Actually Using Sora, by Mike Seymour

To be fair, I assume Sora is better at this now, given that this article was from last year. OpenAI deserves props for asking for feedback in the first place, because many do not.

I’ve lurked in a few fan art communities in my time. The artists did not know what AI was, but when they learned, they quickly decided they did not want it. But we automate art because we can, and it’s easier than learning to do the plumbing. Do the plumbers want AI? Genuinely, I don’t know. Maybe someone should ask them.

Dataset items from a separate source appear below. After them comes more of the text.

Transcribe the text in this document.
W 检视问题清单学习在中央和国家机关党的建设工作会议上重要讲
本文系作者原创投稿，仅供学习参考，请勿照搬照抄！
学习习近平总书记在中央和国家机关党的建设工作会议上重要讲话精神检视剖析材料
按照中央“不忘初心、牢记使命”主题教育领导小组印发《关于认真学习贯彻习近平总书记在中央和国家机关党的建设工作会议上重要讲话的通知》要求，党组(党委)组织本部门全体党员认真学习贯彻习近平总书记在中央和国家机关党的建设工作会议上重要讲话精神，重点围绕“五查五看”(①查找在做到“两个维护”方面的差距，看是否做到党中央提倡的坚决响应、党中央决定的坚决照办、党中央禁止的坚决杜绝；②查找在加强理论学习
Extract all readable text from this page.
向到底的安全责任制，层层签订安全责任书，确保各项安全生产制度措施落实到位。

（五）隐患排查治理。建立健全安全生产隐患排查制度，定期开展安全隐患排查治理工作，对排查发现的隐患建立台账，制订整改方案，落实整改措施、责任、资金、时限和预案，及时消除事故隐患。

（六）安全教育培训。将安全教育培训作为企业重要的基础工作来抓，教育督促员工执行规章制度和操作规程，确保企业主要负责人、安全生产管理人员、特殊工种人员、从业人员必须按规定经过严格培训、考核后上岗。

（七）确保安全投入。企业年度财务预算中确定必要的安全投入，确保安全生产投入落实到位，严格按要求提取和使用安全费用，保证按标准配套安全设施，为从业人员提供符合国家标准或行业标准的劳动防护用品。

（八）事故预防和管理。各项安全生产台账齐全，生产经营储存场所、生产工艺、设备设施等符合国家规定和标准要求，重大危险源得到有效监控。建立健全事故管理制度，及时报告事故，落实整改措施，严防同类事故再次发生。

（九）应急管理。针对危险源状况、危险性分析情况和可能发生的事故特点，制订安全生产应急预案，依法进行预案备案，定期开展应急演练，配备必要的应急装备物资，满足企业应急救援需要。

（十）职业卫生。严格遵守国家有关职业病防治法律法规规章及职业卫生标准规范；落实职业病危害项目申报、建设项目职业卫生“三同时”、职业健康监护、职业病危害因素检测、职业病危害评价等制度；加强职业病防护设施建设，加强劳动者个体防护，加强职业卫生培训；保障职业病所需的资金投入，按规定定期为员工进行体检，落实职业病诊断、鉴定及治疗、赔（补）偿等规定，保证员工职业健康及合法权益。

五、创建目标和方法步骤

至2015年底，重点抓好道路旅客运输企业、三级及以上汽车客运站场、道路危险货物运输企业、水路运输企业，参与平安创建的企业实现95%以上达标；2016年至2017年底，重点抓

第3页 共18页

Things move fast in AI, and we’ve speedrun the journey from cute toy to symbol of capitalism and big tech in record time. If people expect their benevolent AGI to cure cancer, stop aging, and open up new vistas of knowledge, it’d be real cool if we make sure that’s actually something we focus on. Since right now, I’m not convinced we are. It feels like the most likely outcome is that people go all-in on pushing raw intelligence, in the way that AI developers can measure it, leaving behind those that are not like AI developers. We’ll follow the path of easy-to-generate text rather than text that encourages a better life, take the road of whatever gives the best PR, and eventually marvel when we create the final victory of capital over labor. It doesn’t feel like a great path to me. I don’t know how much power I have to change that path. I just feel some notion to make it a little better.